The agency, which rates 95 California cities, plans to scrutinize various bonds in the cities as part of a review that began in mid-August. Moody's has placed under review the lease-backed obligation and/or general obligation ratings of 32 cities in California, and has downgraded the pension obligation bonds of eight cities and one pooled financing.
Moody's review affects approximately $14.3 billion of debt.
In Los Angeles, Moody's is looking at three obligation bonds. There's a $3.17 billion general obligation bond with an Aa3 rating, meaning it's high quality and subject to very little credit risk. That bond is under review for an upgrade.
The city also has a 2009 Series A judgment obligation bond amounted at $20.5 million. That bond has an A2 stable rating, downgraded from an A1/stable outlook, meaning it's judged to be upper-medium grade and subject to low credit risk. L.A. also has a 2010 Series A judgment obligation bond worth $50.9 million with an A2 stable rating, downgraded from an A1/stable outlook.
The news of bond rating upgrades is good for L.A. given its budget deficit, according to KPCC.
"California cities operate under more rigid revenue raising constraints than cities in many other parts of the country," said Senior Vice President Eric Hoffmann, who heads Moody's California local government ratings team, in a statement. "Combined with steeply rising costs, these constraints mean that these cities will likely recover more slowly than their peers nationally, even if the state's economic recovery tracks the nation's."
Economic weakening, stagnant revenues and increasing costs, and a decline in a city's general fund balance can all drive downgrades, while positive factors that could move ratings up include robust tax base growth, a balance between revenue and expenditure growth and growth in fund balances.
According to Moody's, high-profile bankruptcy filings in cities like San Bernardino show that cities' willingness to continue to cut costs may be eroding.

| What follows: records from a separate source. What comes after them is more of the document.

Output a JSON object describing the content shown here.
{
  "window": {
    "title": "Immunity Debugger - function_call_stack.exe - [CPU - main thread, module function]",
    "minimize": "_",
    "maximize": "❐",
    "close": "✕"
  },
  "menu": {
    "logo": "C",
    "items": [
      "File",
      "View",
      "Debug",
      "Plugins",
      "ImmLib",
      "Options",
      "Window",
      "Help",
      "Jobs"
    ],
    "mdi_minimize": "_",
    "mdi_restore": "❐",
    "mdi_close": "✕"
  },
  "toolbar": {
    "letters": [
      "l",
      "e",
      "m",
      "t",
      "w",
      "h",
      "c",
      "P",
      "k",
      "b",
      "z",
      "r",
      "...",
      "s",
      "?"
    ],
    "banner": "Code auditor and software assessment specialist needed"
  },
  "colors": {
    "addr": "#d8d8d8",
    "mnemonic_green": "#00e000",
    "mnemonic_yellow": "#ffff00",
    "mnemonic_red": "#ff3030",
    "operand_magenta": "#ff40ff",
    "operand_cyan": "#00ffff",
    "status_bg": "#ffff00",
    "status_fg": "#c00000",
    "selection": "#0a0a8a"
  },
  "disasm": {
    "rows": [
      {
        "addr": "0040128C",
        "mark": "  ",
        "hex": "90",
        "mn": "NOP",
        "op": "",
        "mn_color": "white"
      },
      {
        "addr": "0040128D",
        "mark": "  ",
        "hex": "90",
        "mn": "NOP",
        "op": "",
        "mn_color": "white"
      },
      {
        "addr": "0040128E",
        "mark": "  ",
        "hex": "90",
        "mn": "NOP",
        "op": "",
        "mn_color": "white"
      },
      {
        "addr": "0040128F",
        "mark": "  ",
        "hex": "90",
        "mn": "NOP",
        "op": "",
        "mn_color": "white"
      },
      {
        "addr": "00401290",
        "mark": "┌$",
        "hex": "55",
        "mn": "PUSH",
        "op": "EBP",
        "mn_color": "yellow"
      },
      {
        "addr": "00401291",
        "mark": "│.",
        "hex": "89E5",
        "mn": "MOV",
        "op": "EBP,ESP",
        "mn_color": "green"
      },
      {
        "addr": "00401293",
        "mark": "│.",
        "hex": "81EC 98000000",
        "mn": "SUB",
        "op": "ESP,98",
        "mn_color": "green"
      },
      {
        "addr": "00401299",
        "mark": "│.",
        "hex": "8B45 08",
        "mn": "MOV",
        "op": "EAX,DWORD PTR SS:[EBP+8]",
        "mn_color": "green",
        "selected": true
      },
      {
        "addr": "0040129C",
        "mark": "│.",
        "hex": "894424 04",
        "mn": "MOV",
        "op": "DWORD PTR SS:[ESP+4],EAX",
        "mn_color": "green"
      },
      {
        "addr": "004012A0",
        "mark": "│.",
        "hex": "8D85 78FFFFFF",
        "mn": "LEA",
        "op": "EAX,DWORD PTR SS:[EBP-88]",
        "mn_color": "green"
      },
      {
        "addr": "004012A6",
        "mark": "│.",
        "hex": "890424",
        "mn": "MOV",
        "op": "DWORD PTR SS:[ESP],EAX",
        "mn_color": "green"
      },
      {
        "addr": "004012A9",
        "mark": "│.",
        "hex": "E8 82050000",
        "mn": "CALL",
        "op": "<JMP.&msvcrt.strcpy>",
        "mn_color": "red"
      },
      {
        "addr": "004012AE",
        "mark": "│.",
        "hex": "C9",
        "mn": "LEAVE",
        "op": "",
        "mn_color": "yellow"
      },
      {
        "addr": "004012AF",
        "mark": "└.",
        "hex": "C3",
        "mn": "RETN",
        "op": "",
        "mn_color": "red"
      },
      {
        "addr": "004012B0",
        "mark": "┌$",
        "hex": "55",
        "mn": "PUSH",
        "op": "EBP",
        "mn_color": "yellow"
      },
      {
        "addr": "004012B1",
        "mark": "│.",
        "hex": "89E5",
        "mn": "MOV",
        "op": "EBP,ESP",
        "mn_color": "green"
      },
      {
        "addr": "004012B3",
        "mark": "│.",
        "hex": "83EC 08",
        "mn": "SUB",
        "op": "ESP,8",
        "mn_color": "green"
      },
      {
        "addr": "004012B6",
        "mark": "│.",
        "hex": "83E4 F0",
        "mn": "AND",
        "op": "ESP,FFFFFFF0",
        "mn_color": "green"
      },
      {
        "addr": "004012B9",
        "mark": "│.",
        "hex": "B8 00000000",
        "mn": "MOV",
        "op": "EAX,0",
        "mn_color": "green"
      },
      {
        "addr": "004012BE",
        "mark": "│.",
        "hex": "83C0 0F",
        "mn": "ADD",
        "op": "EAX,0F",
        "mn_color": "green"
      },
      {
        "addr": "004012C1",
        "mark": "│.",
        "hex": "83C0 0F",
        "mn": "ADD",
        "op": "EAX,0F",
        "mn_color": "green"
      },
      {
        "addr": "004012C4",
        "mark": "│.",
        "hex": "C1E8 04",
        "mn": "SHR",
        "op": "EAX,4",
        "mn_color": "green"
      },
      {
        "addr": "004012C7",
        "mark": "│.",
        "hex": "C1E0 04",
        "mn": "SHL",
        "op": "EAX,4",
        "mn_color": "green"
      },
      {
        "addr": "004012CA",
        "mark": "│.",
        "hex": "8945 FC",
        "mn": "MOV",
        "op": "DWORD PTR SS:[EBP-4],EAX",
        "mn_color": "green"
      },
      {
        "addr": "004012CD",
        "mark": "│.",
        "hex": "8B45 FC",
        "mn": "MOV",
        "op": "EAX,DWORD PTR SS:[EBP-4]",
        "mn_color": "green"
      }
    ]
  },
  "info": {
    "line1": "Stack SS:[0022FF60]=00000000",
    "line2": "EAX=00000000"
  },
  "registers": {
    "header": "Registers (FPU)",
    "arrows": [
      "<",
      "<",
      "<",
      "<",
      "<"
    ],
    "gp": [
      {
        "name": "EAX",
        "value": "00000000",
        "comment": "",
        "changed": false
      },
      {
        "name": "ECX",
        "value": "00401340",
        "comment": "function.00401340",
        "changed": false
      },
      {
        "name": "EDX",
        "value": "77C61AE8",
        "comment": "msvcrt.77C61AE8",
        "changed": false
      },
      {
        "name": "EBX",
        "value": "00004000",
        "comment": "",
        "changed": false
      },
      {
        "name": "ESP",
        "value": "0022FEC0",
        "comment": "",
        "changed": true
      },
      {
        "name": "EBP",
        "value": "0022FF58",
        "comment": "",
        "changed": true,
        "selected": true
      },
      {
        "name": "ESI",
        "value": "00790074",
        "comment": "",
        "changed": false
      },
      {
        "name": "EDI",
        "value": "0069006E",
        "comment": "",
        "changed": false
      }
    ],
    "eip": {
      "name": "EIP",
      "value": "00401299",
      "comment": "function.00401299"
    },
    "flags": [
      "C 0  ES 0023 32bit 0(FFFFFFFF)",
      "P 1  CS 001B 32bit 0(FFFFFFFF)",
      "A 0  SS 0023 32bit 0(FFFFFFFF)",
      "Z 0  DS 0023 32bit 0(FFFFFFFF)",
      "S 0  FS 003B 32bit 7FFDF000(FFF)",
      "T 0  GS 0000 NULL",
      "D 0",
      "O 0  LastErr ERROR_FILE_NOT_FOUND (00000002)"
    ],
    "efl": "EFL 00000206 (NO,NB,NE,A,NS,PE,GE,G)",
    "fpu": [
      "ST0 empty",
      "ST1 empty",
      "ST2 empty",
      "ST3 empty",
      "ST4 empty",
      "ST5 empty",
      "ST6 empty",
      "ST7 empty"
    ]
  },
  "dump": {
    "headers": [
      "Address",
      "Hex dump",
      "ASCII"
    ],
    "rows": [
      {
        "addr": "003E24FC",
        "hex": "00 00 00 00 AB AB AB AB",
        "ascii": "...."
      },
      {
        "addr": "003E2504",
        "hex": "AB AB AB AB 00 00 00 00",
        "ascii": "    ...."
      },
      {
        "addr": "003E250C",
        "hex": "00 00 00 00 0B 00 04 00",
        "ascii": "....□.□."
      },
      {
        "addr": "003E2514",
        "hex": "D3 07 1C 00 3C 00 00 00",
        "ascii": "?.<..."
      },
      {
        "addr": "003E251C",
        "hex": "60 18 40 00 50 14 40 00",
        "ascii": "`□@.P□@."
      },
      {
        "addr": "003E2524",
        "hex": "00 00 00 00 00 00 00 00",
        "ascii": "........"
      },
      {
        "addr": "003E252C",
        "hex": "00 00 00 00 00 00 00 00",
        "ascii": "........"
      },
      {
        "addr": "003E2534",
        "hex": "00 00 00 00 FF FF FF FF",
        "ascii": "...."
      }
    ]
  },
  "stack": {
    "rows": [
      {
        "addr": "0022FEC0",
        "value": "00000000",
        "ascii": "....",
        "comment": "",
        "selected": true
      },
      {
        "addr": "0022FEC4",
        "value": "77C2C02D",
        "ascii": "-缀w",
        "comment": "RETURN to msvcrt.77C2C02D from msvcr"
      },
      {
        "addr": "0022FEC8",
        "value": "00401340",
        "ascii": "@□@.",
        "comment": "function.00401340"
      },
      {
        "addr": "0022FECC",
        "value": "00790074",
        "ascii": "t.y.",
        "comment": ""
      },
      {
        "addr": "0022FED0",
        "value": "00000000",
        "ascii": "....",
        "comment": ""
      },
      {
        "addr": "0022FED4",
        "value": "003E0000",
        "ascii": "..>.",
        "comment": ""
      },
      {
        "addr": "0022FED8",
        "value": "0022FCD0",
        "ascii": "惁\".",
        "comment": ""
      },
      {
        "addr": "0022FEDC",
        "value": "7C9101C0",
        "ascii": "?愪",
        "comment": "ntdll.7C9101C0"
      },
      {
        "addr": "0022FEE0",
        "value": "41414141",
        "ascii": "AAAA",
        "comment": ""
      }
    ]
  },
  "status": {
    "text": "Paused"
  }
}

Because bond payments also come out of a city's general fund, the payments must compete with other priorities, the company said.
In all, 27 cities' lease-backed obligations paid from the cities' general funds will be reviewed for downgrade. Additionally, the pension obligation bonds of nine issuers were downgraded, and eight of those had already been downgraded. Nine cities' general obligation ratings are also under review for a downgrade.